LED street lights brighten the Tenderloin

To cut costs, the San Francisco government has installed smart LED street lights that can be remotely monitored

Prostitution and drugs frighten some people away from San Francisco's gritty Tenderloin district, but the area could soon enlighten the city with a money-saving idea.

The city government has installed "smart" LED (light-emitting diode) street lights in the Tenderloin that can be managed remotely. The street lights are part of a wider effort by the city to cut spending and reduce energy use.

The LED panels are connected to servers over existing power lines, from which the city manages the operation of the LEDs. Based on data retrieved from the panels, management consoles like Echelon's I.Lon SmartServer can remotely turn off or dim lights depending on time, weather and traffic.

"We have installed 50 [LED panels] in the Tenderloin district as a demonstration," said Tony Winnicker, a spokesman for the San Francisco Public Utilities Commission.

"It's an area where reliable street lights are important for public safety. They last longer, and it's brighter at street level," he said.

San Francisco has about 30,000 street lights, and over time, LED lights will replace conventional fixtures, Winnicker said. LED offers double the life and consumes up to 50 percent less energy than the conventional sodium fixtures, Winnicker said.

The energy savings will help the city reduce greenhouse gas emissions by 2012 to the levels of 1990, he said. Shutting down individual or a group of lamps on a situational basis - like time of day - also prolongs life of LEDs.

In the long term, that will cut greenhouse gas emissions and reduce lamp acquisition costs.

The city is also equipping panels with traffic and weather sensors to determine LED behavior. For example, lamps could stay on during a rainstorm based on data gathered by weather sensors.

The sensors also provide fringe benefits like the ability to flash lights for first responders to quickly locate emergency scenes.

Additional savings come through remote management of the street lights. Echelon's software maps operational and non-operational lights, allowing personnel to spend time repairing lamps instead of inspecting them.

The management console is also available as a Web service, so street lights could be managed over the Internet using mobile devices like the iPhone, said Steve Nguyen, director of corporate marketing at Echelon.

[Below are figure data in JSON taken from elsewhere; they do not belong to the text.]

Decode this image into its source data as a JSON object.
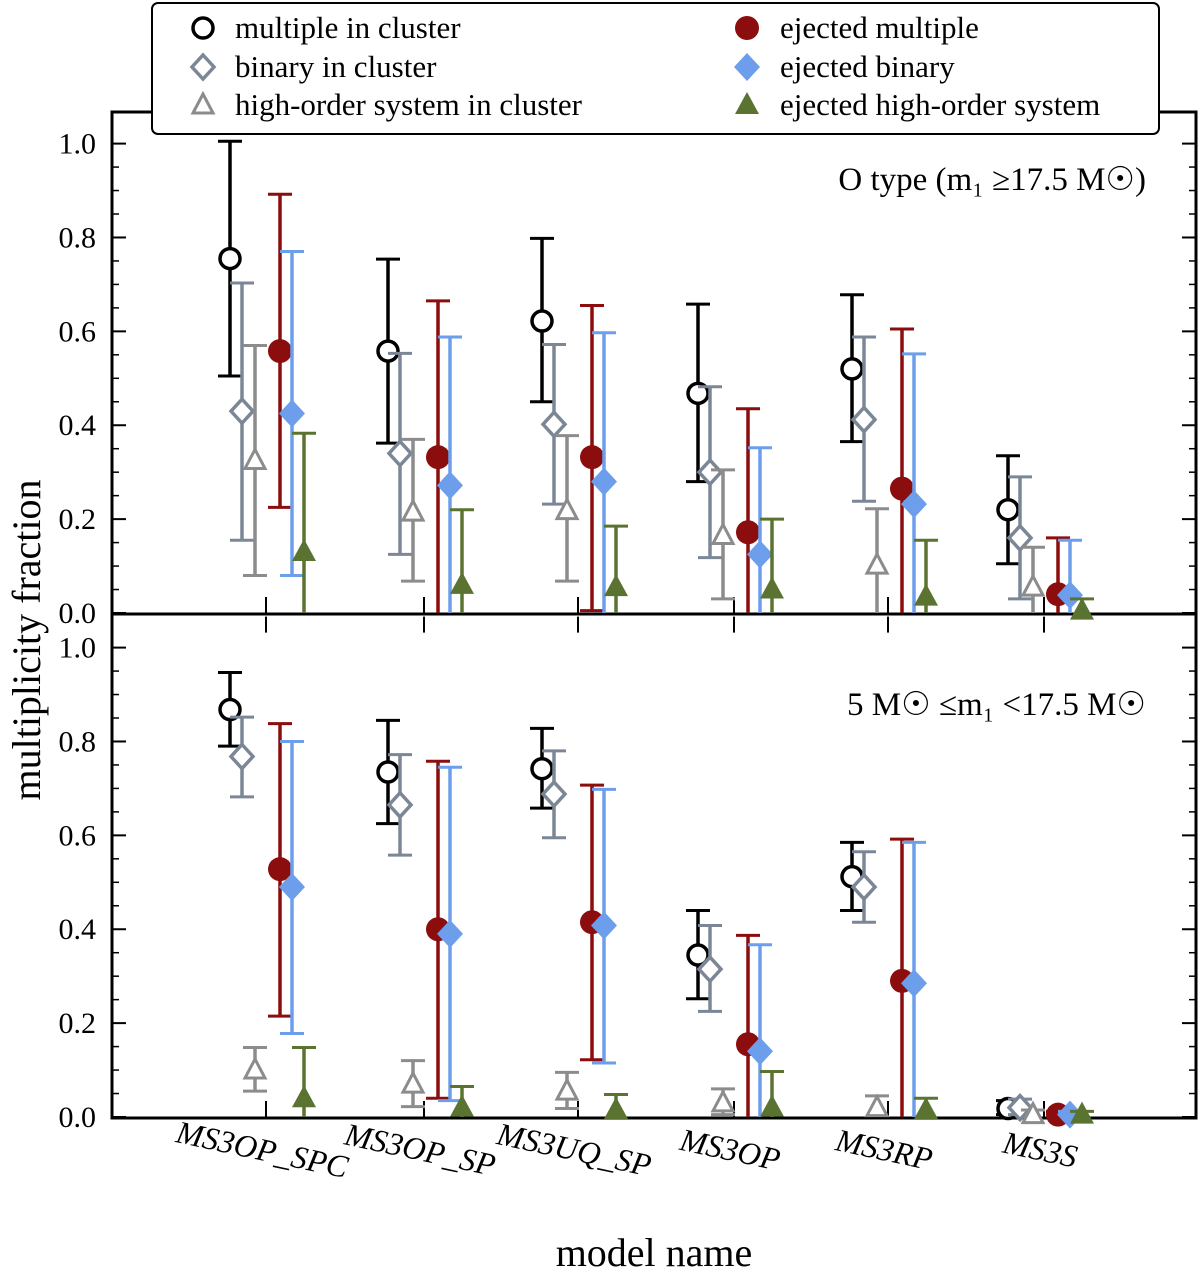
{
  "chart_data": {
    "type": "errorbar-scatter",
    "xlabel": "model name",
    "ylabel": "multiplicity fraction",
    "ylim": [
      0.0,
      1.05
    ],
    "yticks": [
      "0.0",
      "0.2",
      "0.4",
      "0.6",
      "0.8",
      "1.0"
    ],
    "categories": [
      "MS3OP_SPC",
      "MS3OP_SP",
      "MS3UQ_SP",
      "MS3OP",
      "MS3RP",
      "MS3S"
    ],
    "legend": [
      {
        "key": "mc",
        "label": "multiple in cluster",
        "color": "#000000",
        "marker": "open-circle"
      },
      {
        "key": "bc",
        "label": "binary in cluster",
        "color": "#7b8796",
        "marker": "open-diamond"
      },
      {
        "key": "hc",
        "label": "high-order system in cluster",
        "color": "#8c8c8c",
        "marker": "open-triangle"
      },
      {
        "key": "me",
        "label": "ejected multiple",
        "color": "#8b0d0d",
        "marker": "filled-circle"
      },
      {
        "key": "be",
        "label": "ejected binary",
        "color": "#6d9eeb",
        "marker": "filled-diamond"
      },
      {
        "key": "he",
        "label": "ejected high-order system",
        "color": "#5a7331",
        "marker": "filled-triangle"
      }
    ],
    "panels": [
      {
        "label_text": "O type (m₁ ≥17.5 M☉)",
        "series": [
          {
            "key": "mc",
            "values": [
              0.755,
              0.558,
              0.622,
              0.468,
              0.52,
              0.22
            ],
            "lower": [
              0.505,
              0.362,
              0.45,
              0.28,
              0.365,
              0.105
            ],
            "upper": [
              1.005,
              0.754,
              0.798,
              0.658,
              0.678,
              0.335
            ]
          },
          {
            "key": "bc",
            "values": [
              0.43,
              0.34,
              0.402,
              0.3,
              0.412,
              0.16
            ],
            "lower": [
              0.155,
              0.125,
              0.232,
              0.118,
              0.238,
              0.03
            ],
            "upper": [
              0.703,
              0.553,
              0.572,
              0.482,
              0.588,
              0.29
            ]
          },
          {
            "key": "hc",
            "values": [
              0.325,
              0.215,
              0.218,
              0.165,
              0.102,
              0.055
            ],
            "lower": [
              0.08,
              0.068,
              0.068,
              0.03,
              0.0,
              0.0
            ],
            "upper": [
              0.57,
              0.37,
              0.378,
              0.305,
              0.222,
              0.14
            ]
          },
          {
            "key": "me",
            "values": [
              0.558,
              0.332,
              0.332,
              0.172,
              0.265,
              0.04
            ],
            "lower": [
              0.225,
              0.0,
              0.005,
              0.0,
              0.0,
              0.0
            ],
            "upper": [
              0.892,
              0.665,
              0.655,
              0.435,
              0.605,
              0.16
            ]
          },
          {
            "key": "be",
            "values": [
              0.425,
              0.272,
              0.28,
              0.125,
              0.232,
              0.038
            ],
            "lower": [
              0.08,
              0.0,
              0.0,
              0.0,
              0.0,
              0.0
            ],
            "upper": [
              0.77,
              0.588,
              0.597,
              0.352,
              0.552,
              0.155
            ]
          },
          {
            "key": "he",
            "values": [
              0.13,
              0.06,
              0.055,
              0.05,
              0.035,
              0.005
            ],
            "lower": [
              0.0,
              0.0,
              0.0,
              0.0,
              0.0,
              0.0
            ],
            "upper": [
              0.383,
              0.22,
              0.185,
              0.2,
              0.155,
              0.03
            ]
          }
        ]
      },
      {
        "label_text": "5 M☉ ≤m₁ <17.5 M☉",
        "series": [
          {
            "key": "mc",
            "values": [
              0.868,
              0.735,
              0.742,
              0.345,
              0.512,
              0.018
            ],
            "lower": [
              0.79,
              0.625,
              0.658,
              0.252,
              0.44,
              0.005
            ],
            "upper": [
              0.947,
              0.845,
              0.828,
              0.44,
              0.585,
              0.035
            ]
          },
          {
            "key": "bc",
            "values": [
              0.768,
              0.665,
              0.688,
              0.315,
              0.49,
              0.02
            ],
            "lower": [
              0.682,
              0.558,
              0.595,
              0.225,
              0.415,
              0.005
            ],
            "upper": [
              0.852,
              0.772,
              0.78,
              0.408,
              0.565,
              0.038
            ]
          },
          {
            "key": "hc",
            "values": [
              0.1,
              0.07,
              0.055,
              0.03,
              0.02,
              0.005
            ],
            "lower": [
              0.055,
              0.022,
              0.018,
              0.005,
              0.0,
              0.0
            ],
            "upper": [
              0.148,
              0.12,
              0.095,
              0.06,
              0.045,
              0.015
            ]
          },
          {
            "key": "me",
            "values": [
              0.528,
              0.4,
              0.415,
              0.155,
              0.29,
              0.005
            ],
            "lower": [
              0.215,
              0.04,
              0.122,
              0.0,
              0.0,
              0.0
            ],
            "upper": [
              0.838,
              0.758,
              0.707,
              0.387,
              0.592,
              0.012
            ]
          },
          {
            "key": "be",
            "values": [
              0.49,
              0.39,
              0.408,
              0.14,
              0.285,
              0.005
            ],
            "lower": [
              0.178,
              0.035,
              0.115,
              0.0,
              0.0,
              0.0
            ],
            "upper": [
              0.8,
              0.745,
              0.698,
              0.367,
              0.585,
              0.012
            ]
          },
          {
            "key": "he",
            "values": [
              0.04,
              0.02,
              0.015,
              0.02,
              0.015,
              0.005
            ],
            "lower": [
              0.0,
              0.0,
              0.0,
              0.0,
              0.0,
              0.0
            ],
            "upper": [
              0.148,
              0.065,
              0.048,
              0.097,
              0.04,
              0.012
            ]
          }
        ]
      }
    ]
  }
}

Many cities - especially in Europe - are taking a phased approach in implementing smart street lamps, Nguyen said. Cities usually don't want to put all their eggs in a single basket, so they break up implementations over multiple vendors.

Echelon and its partner companies are among a handful of companies being considered for implementation of LED panels in San Francisco. The company is already in the process of implementing about 125 LED panels in nearby San Jose, which it hopes to complete by June 30, Nguyen said.

The need to cut costs may seem crucial during the recession, but San Francisco is taking a phased approach in LED deployment.

Winnicker said the technology needs to be fully evaluated before implementation. He doesn't want to encounter unpleasant surprises like hackers breaking into the system to take control of street lights.

A heavy up-front cost is also involved in deploying the new technology, so it may be appropriate for the city to take a gradual approach.

"It's smart from a financial perspective as the cost of street lights are coming down rapidly," Winnicker said.